From the following post, I try to implement a sum reduction of an array with this kernel code :
#pragma OPENCL EXTENSION cl_khr_int64_base_atomics : enable
__kernel void sumGPU ( __global const long *input,
__global long *finalSum
)
{
uint local_id = get_local_id(0);
uint group_size = get_local_size(0);
// Temporary local value
local long tempInput;
tempInput = input[local_id];
// Variable for final sum
local long totalSumIntegerPart[1];
// Initialize sums
if (local_id==0)
totalSumIntegerPart[0] = 0;
// Compute atom_add into each workGroup
barrier(CLK_LOCAL_MEM_FENCE);
atom_add(&totalSumIntegerPart[0], tempInput);
barrier(CLK_LOCAL_MEM_FENCE);
// Perform sum of each workGroup sum
if (local_id==(get_local_size(0)-1))
atom_add(finalSum, totalSumIntegerPart[0]);
}
But the value of finalSum
is not the expected value (I have initially set the input
array to :
for (i=0; i<nWorkItems; i++)
input[i] = i+1;
So, I expect with nWorkItems = 1024
: finalSum = nWorkItems*(nWorkItems+1)/2=524800
And actually, I get finalSum = 16384
.
I get this result by taking a sizeWorkGroup = 16
and nWorkItems = 1024
.
Strangely, with sizeWorkGroup = 32
and nWorkItems = 1024
, I get another value : finalSum = 32768
I don't understand the last instruction (which is supposed to compute the sum of each partial sum, i.e for each workgroup) :
// Perform sum of each workGroup sum
if (local_id==(get_local_size(0)-1))
atom_add(finalSum, totalSumIntegerPart[0]);
Indeed, I would have thought that instruction atom_add(finalSum, totalSumIntegerPart[0]);
would be independent of the local_id
if condition
.
The most important is this instruction has to be executed "number of workGroups
" times (supposing that finalSum is a shared value between all workGroups, isn't it ?).

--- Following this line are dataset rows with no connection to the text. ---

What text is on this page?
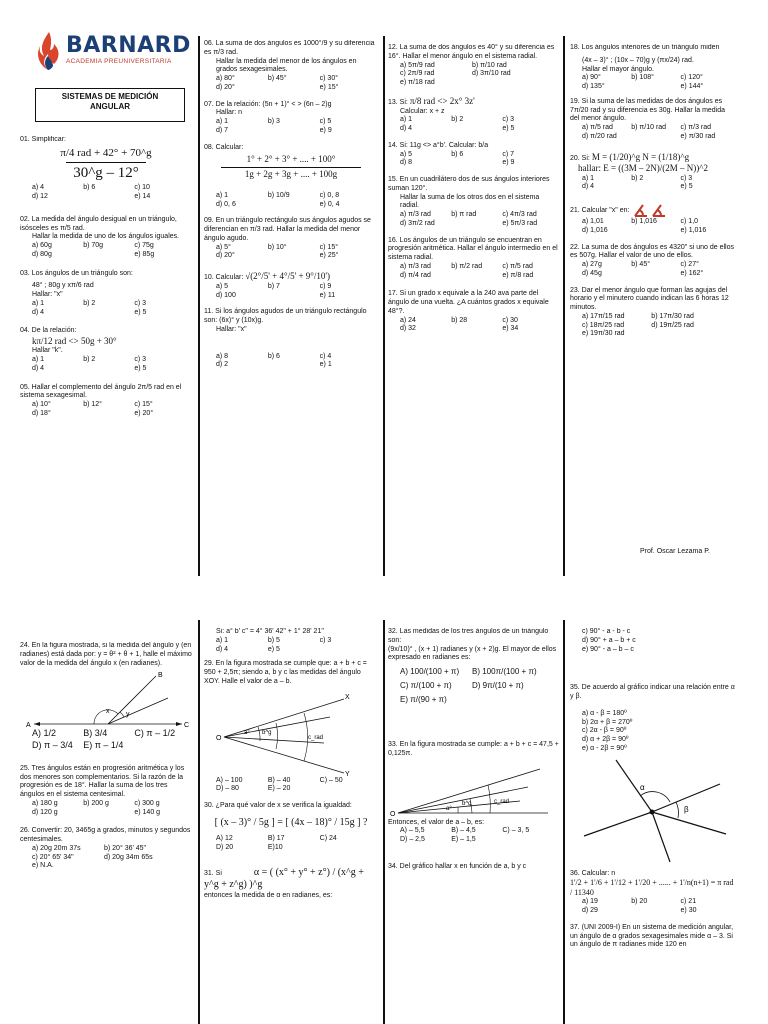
BARNARD
ACADEMIA PREUNIVERSITARIA
SISTEMAS DE MEDICIÓN
ANGULAR
01. Simplificar:
π/4 rad + 42° + 70^g
30^g – 12°
a) 4	b) 6	c) 10
d) 12	e) 14
02. La medida del ángulo desigual en un triángulo, isósceles es π/5 rad.
Hallar la medida de uno de los ángulos iguales.
a) 60g	b) 70g	c) 75g
d) 80g	e) 85g
03. Los ángulos de un triángulo son:
48° ; 80g y xπ/6 rad
Hallar: "x"
a) 1	b) 2	c) 3
d) 4	e) 5
04. De la relación:
kπ/12 rad <> 50g + 30°
Hallar "k".
a) 1	b) 2	c) 3
d) 4	e) 5
05. Hallar el complemento del ángulo 2π/5 rad en el sistema sexagesimal.
a) 10°	b) 12°	c) 15°
d) 18°	e) 20°
06. La suma de dos ángulos es 1000°/9 y su diferencia es π/3 rad.
Hallar la medida del menor de los ángulos en grados sexagesimales.
a) 80°	b) 45°	c) 30°
d) 20°	e) 15°
07. De la relación: (5n + 1)° < > (6n – 2)g
Hallar: n
a) 1	b) 3	c) 5
d) 7	e) 9
08. Calcular:
1° + 2° + 3° + .... + 100°
1g + 2g + 3g + .... + 100g
a) 1	b) 10/9	c) 0, 8
d) 0, 6	e) 0, 4
09. En un triángulo rectángulo sus ángulos agudos se diferencian en π/3 rad. Hallar la medida del menor ángulo agudo.
a) 5°	b) 10°	c) 15°
d) 20°	e) 25°
10. Calcular: √(2°/5' + 4°/5' + 9°/10')
a) 5	b) 7	c) 9
d) 100	e) 11
11. Si los ángulos agudos de un triángulo rectángulo son: (6x)° y (10x)g.
Hallar: "x"
a) 8	b) 6	c) 4
d) 2	e) 1
12. La suma de dos ángulos es 40° y su diferencia es 16°. Hallar el menor ángulo en el sistema radial.
a) 5π/9 rad	b) π/10 rad
c) 2π/9 rad	d) 3π/10 rad
e) π/18 rad
13. Si: π/8 rad <> 2x° 3z'
Calcular: x + z
a) 1	b) 2	c) 3
d) 4	e) 5
14. Si: 11g <> a°b'. Calcular: b/a
a) 5	b) 6	c) 7
d) 8	e) 9
15. En un cuadrilátero dos de sus ángulos interiores suman 120°.
Hallar la suma de los otros dos en el sistema radial.
a) π/3 rad	b) π rad	c) 4π/3 rad
d) 3π/2 rad	e) 5π/3 rad
16. Los ángulos de un triángulo se encuentran en progresión aritmética. Hallar el ángulo intermedio en el sistema radial.
a) π/3 rad	b) π/2 rad	c) π/5 rad
d) π/4 rad	e) π/8 rad
17. Si un grado x equivale a la 240 ava parte del ángulo de una vuelta. ¿A cuántos grados x equivale 48°?.
a) 24	b) 28	c) 30
d) 32	e) 34
18. Los ángulos interiores de un triángulo miden
(4x – 3)° ; (10x – 70)g y (πx/24) rad.
Hallar el mayor ángulo.
a) 90°	b) 108°	c) 120°
d) 135°	e) 144°
19. Si la suma de las medidas de dos ángulos es 7π/20 rad y su diferencia es 30g. Hallar la medida del menor ángulo.
a) π/5 rad	b) π/10 rad	c) π/3 rad
d) π/20 rad	e) π/30 rad
20. Si: M = (1/20)^g N = (1/18)^g
hallar: E = ((3M – 2N)/(2M – N))^2
a) 1	b) 2	c) 3
d) 4	e) 5
21. Calcular "x" en:
a) 1,01	b) 1,016	c) 1,0
d) 1,016	e) 1,016
22. La suma de dos ángulos es 4320" si uno de ellos es 507g. Hallar el valor de uno de ellos.
a) 27g	b) 45°	c) 27°
d) 45g	e) 162°
23. Dar el menor ángulo que forman las agujas del horario y el minutero cuando indican las 6 horas 12 minutos.
a) 17π/15 rad	b) 17π/30 rad
c) 18π/25 rad	d) 19π/25 rad
e) 19π/30 rad
Prof. Oscar Lezama P.
24. En la figura mostrada, si la medida del ángulo y (en radianes) está dada por: y = θ² + θ + 1, halle el máximo valor de la medida del ángulo x (en radianes).
A
B
C
x y
A) 1/2	B) 3/4	C) π – 1/2
D) π – 3/4	E) π – 1/4
25. Tres ángulos están en progresión aritmética y los dos menores son complementarios. Si la razón de la progresión es de 18°. Hallar la suma de los tres ángulos en el sistema centesimal.
a) 180 g	b) 200 g	c) 300 g
d) 120 g	e) 140 g
26. Convertir: 20, 3465g a grados, minutos y segundos centesimales.
a) 20g 20m 37s	b) 20° 36' 45"
c) 20° 65' 34"	d) 20g 34m 65s
e) N.A.
Si: a° b' c" = 4° 36' 42" + 1° 28' 21"
a) 1	b) 5	c) 3
d) 4	e) 5
29. En la figura mostrada se cumple que: a + b + c = 950 + 2,5π; siendo a, b y c las medidas del ángulo XOY. Halle el valor de a – b.
O
X
Y
a° b^g
c_rad
A) – 100	B) – 40	C) – 50
D) – 80	E) – 20
30. ¿Para qué valor de x se verifica la igualdad:
[ (x – 3)° / 5g ] = [ (4x – 18)° / 15g ] ?
A) 12	B) 17	C) 24
D) 20	E)10
31. Si	α = ( (x° + y° + z°) / (x^g + y^g + z^g) )^g
entonces la medida de α en radianes, es:
32. Las medidas de los tres ángulos de un triángulo son:
(9x/10)° , (x + 1) radianes y (x + 2)g. El mayor de ellos expresado en radianes es:
A) 100/(100 + π)	B) 100π/(100 + π)
C) π/(100 + π)	D) 9π/(10 + π)
E) π/(90 + π)
33. En la figura mostrada se cumple: a + b + c = 47,5 + 0,125π.
O
a°
b^g	c_rad
Entonces, el valor de a – b, es:
A) – 5,5	B) – 4,5	C) – 3, 5
D) – 2,5	E) – 1,5
34. Del gráfico hallar x en función de a, b y c
c) 90° - a - b - c
d) 90° + a – b + c
e) 90° - a – b – c
35. De acuerdo al gráfico indicar una relación entre α y β.
a) α - β = 180º
b) 2α + β = 270º
c) 2α - β = 90º
d) α + 2β = 90º
e) α - 2β = 90º
α
β
36. Calcular: n
1'/2 + 1'/6 + 1'/12 + 1'/20 + ...... + 1'/n(n+1) = π rad / 11340
a) 19	b) 20	c) 21
d) 29	e) 30
37. (UNI 2009-I) En un sistema de medición angular, un ángulo de α grados sexagesimales mide α – 3. Si un ángulo de π radianes mide 120 en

So I thought I could replace :
// Perform sum of each workGroup sum
if (local_id==(get_local_size(0)-1))
atom_add(finalSum, totalSumIntegerPart[0]);
by
// Perform sum of each workGroup sum
if (local_id==0)
atom_add(finalSum, totalSumIntegerPart[0]);
Anyone could help to find the right value with my parameters (sizeWorkGroup = 16
and nWorkItems = 1024
), i.e a finalSum
equal to 524800
?
or exlain to me why this final sum is not well performed ?
UPDATE :
Here's the kernel code on the following link (it is slightly different from mine because atom_add
here only increment 1 for each workitem) :
kernel void AtomicSum(global int* sum)
{
local int tmpSum[1];
if(get_local_id(0)==0){
tmpSum[0]=0;}
barrier(CLK_LOCAL_MEM_FENCE);
atomic_add(&tmpSum[0],1);
barrier(CLK_LOCAL_MEM_FENCE);
if(get_local_id(0)==(get_local_size(0)-1)){
atomic_add(sum,tmpSum[0]);
}
}
Is this a valid kernel code, I mean, which gives good results ?
Maybe a solution could be to put at the begin of my kernel code :
unsigned int tid = get_local_id(0);
unsigned int gid = get_global_id(0);
unsigned int localSize = get_local_size(0);
// load one tile into local memory
int idx = i * localSize + tid;
localInput[tid] = input[idx];
I am going to test it and keep you informed.
Thanks
This line is wrong:
tempInput = input[local_id];
Should be:
tempInput = input[get_global_id(0)];
You are always summing the first area of your input, which is consistent with your weird results. And why it depends on the parameters of work group size.
16*16*64 = 16384
32*32*32 = 32768
Also your code can be simplified a bit:
uint local_id = get_local_id(0);
// Variable for final sum
local long totalSumIntegerPart;
// Initialize sums
if (local_id==0)
totalSumIntegerPart = 0;
// Compute atom_add into each workGroup
barrier(CLK_LOCAL_MEM_FENCE);
atom_add(&totalSumIntegerPart, input[get_global_id(0)]);
barrier(CLK_LOCAL_MEM_FENCE);
// Perform sum of each workGroup sum
if (local_id==0)
atom_add(finalSum, totalSumIntegerPart);
And I would not abuse as you do of atomics, because they are not the most efficient way of doing reductions. You can probably get 10x more speed with proper reduction methods. However, it is ok as a PoC or for learning local memory and CL.